The study projects that the premium increases would largely come on “silver”-level insurance plans, but the subsidies would be going up for all plans. Therefore, the study projects that 700,000 people who previously did not enroll in ObamaCare coverage because they weren’t getting enough financial help would now be getting a better deal and could enroll in high quality “gold” plans.
In other words, the court ruling could have the unintended effect of increasing financial assistance under the law. The study projects that 400,000 fewer people would be uninsured as a result.
The main losers from a ruling, the study suggests, would be insurers, who would face an upheaval, and the government, which would have to pay out $47 billion more over ten years in higher subsidies to make up for the higher premiums.
But overall, the stakes are not incredibly high, said Linda Blumberg, one of the authors of the study.
“This is not a case that raises the same kind of specter of undermining the main tenets of the law that King v. Burwell did,” Blumberg said, referring to a Supreme Court case that could have crippled the law last year.

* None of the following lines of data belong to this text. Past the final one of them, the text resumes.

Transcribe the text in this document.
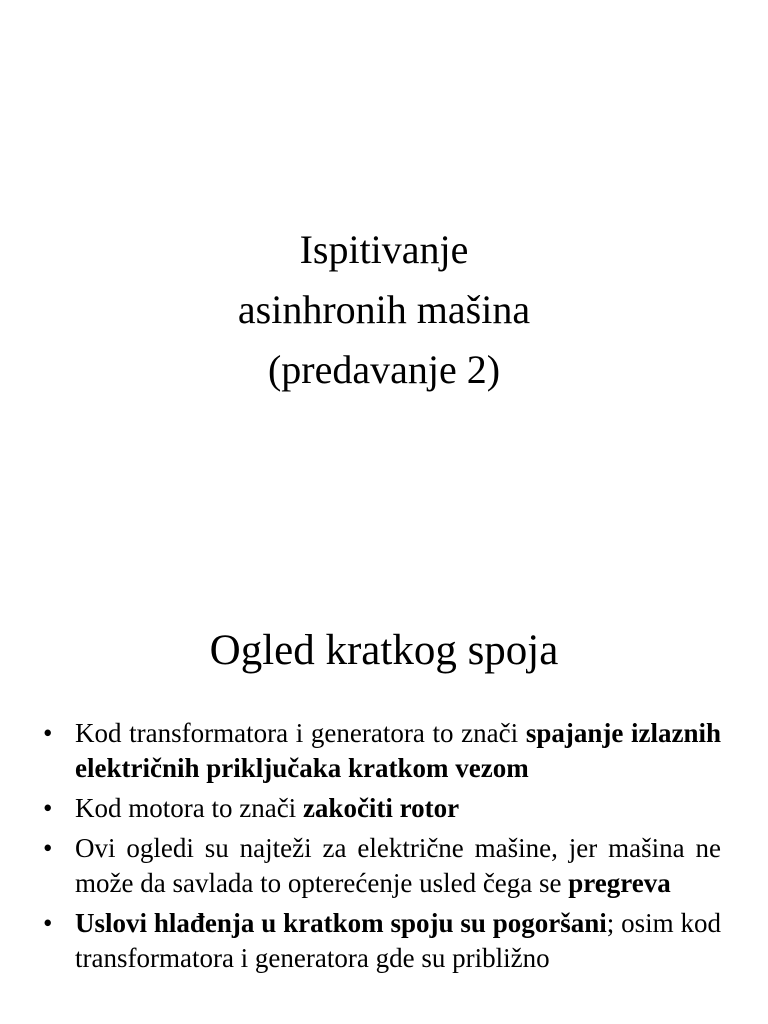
Ispitivanje
asinhronih mašina
(predavanje 2)
Ogled kratkog spoja
• Kod transformatora i generatora to znači spajanje izlaznih električnih priključaka kratkom vezom
• Kod motora to znači zakočiti rotor
• Ovi ogledi su najteži za električne mašine, jer mašina ne može da savlada to opterećenje usled čega se pregreva
• Uslovi hlađenja u kratkom spoju su pogoršani; osim kod transformatora i generatora gde su približno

She said she wasn't sure what the point of the lawsuit was, since that the study indicates it would not have a major negative or positive effect on ObamaCare but would cause a disruption as the marketplace adjusts to the new rules.
“You're risking some significant disruption with no real gain, from my perspective, on either side,” she said.

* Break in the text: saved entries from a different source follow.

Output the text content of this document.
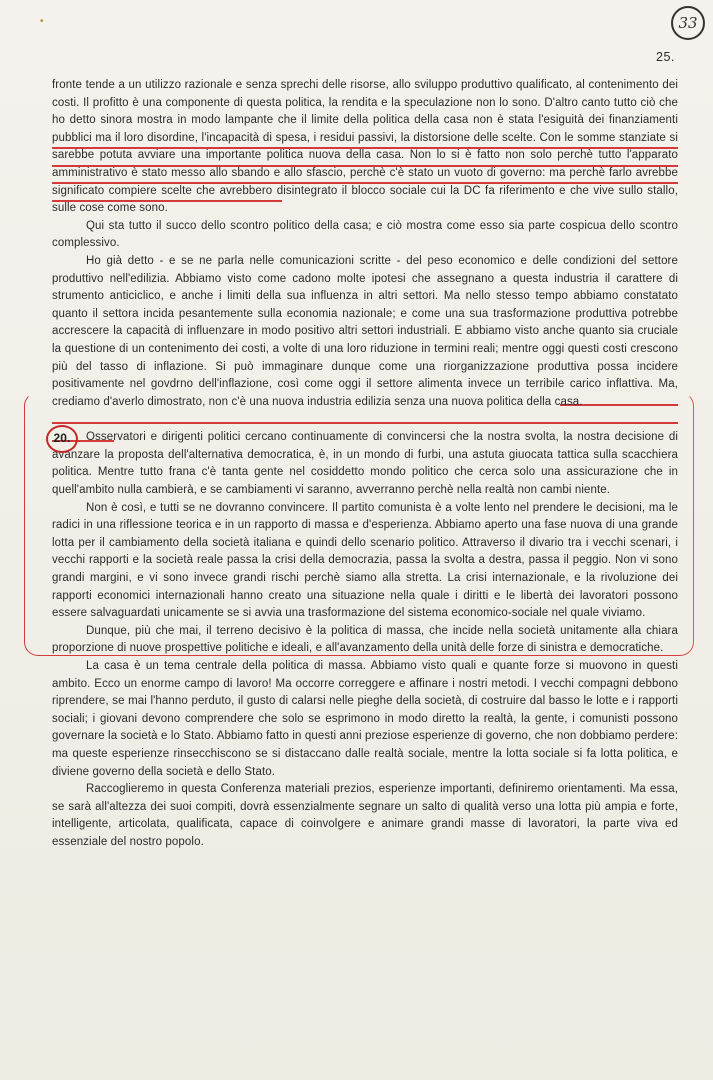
•	33
25.

fronte tende a un utilizzo razionale e senza sprechi delle risorse, allo sviluppo produttivo qualificato, al contenimento dei costi. Il profitto è una componente di questa politica, la rendita e la speculazione non lo sono. D'altro canto tutto ciò che ho detto sinora mostra in modo lampante che il limite della politica della casa non è stata l'esiguità dei finanziamenti pubblici ma il loro disordine, l'incapacità di spesa, i residui passivi, la distorsione delle scelte. Con le somme stanziate si sarebbe potuta avviare una importante politica nuova della casa. Non lo si è fatto non solo perchè tutto l'apparato amministrativo è stato messo allo sbando e allo sfascio, perchè c'è stato un vuoto di governo: ma perchè farlo avrebbe significato compiere scelte che avrebbero disintegrato il blocco sociale cui la DC fa riferimento e che vive sullo stallo, sulle cose come sono.

Qui sta tutto il succo dello scontro politico della casa; e ciò mostra come esso sia parte cospicua dello scontro complessivo.

Ho già detto - e se ne parla nelle comunicazioni scritte - del peso economico e delle condizioni del settore produttivo nell'edilizia. Abbiamo visto come cadono molte ipotesi che assegnano a questa industria il carattere di strumento anticiclico, e anche i limiti della sua influenza in altri settori. Ma nello stesso tempo abbiamo constatato quanto il settora incida pesantemente sulla economia nazionale; e come una sua trasformazione produttiva potrebbe accrescere la capacità di influenzare in modo positivo altri settori industriali. E abbiamo visto anche quanto sia cruciale la questione di un contenimento dei costi, a volte di una loro riduzione in termini reali; mentre oggi questi costi crescono più del tasso di inflazione. Si può immaginare dunque come una riorganizzazione produttiva possa incidere positivamente nel govdrno dell'inflazione, così come oggi il settore alimenta invece un terribile carico inflattiva. Ma, crediamo d'averlo dimostrato, non c'è una nuova industria edilizia senza una nuova politica della casa.

20.	Osservatori e dirigenti politici cercano continuamente di convincersi che la nostra svolta, la nostra decisione di avanzare la proposta dell'alternativa democratica, è, in un mondo di furbi, una astuta giuocata tattica sulla scacchiera politica. Mentre tutto frana c'è tanta gente nel cosiddetto mondo politico che cerca solo una assicurazione che in quell'ambito nulla cambierà, e se cambiamenti vi saranno, avverranno perchè nella realtà non cambi niente.

Non è così, e tutti se ne dovranno convincere. Il partito comunista è a volte lento nel prendere le decisioni, ma le radici in una riflessione teorica e in un rapporto di massa e d'esperienza. Abbiamo aperto una fase nuova di una grande lotta per il cambiamento della società italiana e quindi dello scenario politico. Attraverso il divario tra i vecchi scenari, i vecchi rapporti e la società reale passa la crisi della democrazia, passa la svolta a destra, passa il peggio. Non vi sono grandi margini, e vi sono invece grandi rischi perchè siamo alla stretta. La crisi internazionale, e la rivoluzione dei rapporti economici internazionali hanno creato una situazione nella quale i diritti e le libertà dei lavoratori possono essere salvaguardati unicamente se si avvia una trasformazione del sistema economico-sociale nel quale viviamo.

Dunque, più che mai, il terreno decisivo è la politica di massa, che incide nella società unitamente alla chiara proporzione di nuove prospettive politiche e ideali, e all'avanzamento della unità delle forze di sinistra e democratiche.

La casa è un tema centrale della politica di massa. Abbiamo visto quali e quante forze si muovono in questi ambito. Ecco un enorme campo di lavoro! Ma occorre correggere e affinare i nostri metodi. I vecchi compagni debbono riprendere, se mai l'hanno perduto, il gusto di calarsi nelle pieghe della società, di costruire dal basso le lotte e i rapporti sociali; i giovani devono comprendere che solo se esprimono in modo diretto la realtà, la gente, i comunisti possono governare la società e lo Stato. Abbiamo fatto in questi anni preziose esperienze di governo, che non dobbiamo perdere: ma queste esperienze rinsecchiscono se si distaccano dalle realtà sociale, mentre la lotta sociale si fa lotta politica, e diviene governo della società e dello Stato.

Raccoglieremo in questa Conferenza materiali prezios, esperienze importanti, definiremo orientamenti. Ma essa, se sarà all'altezza dei suoi compiti, dovrà essenzialmente segnare un salto di qualità verso una lotta più ampia e forte, intelligente, articolata, qualificata, capace di coinvolgere e animare grandi masse di lavoratori, la parte viva ed essenziale del nostro popolo.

However, she said that while the study projects no major long-term effects, the disruption of cutting off the cost-sharing reductions could have unforeseen consequences, especially if it was not delayed to give insurers time to adapt.
Insurers, for example, could just get fed up with participating in the ObamaCare marketplaces.
“Insurers might get tired of this constant changing of the rules and uncertainty and court cases,” she said.
Republicans say that the lawsuit is needed to check President Obama's executive overreach. They argue in the case that Obama overstepped his constitutional powers by making the cost sharing reduction payments even though Congress did not appropriate the money.
The administration counters that it did not need a yearly appropriation from Congress because the funds were permanently appropriated under ObamaCare.
The case is making its way through U.S. District Court in Washington. A ruling in that lower court could come in the middle of this year, though the ruling is expected to be appealed either way.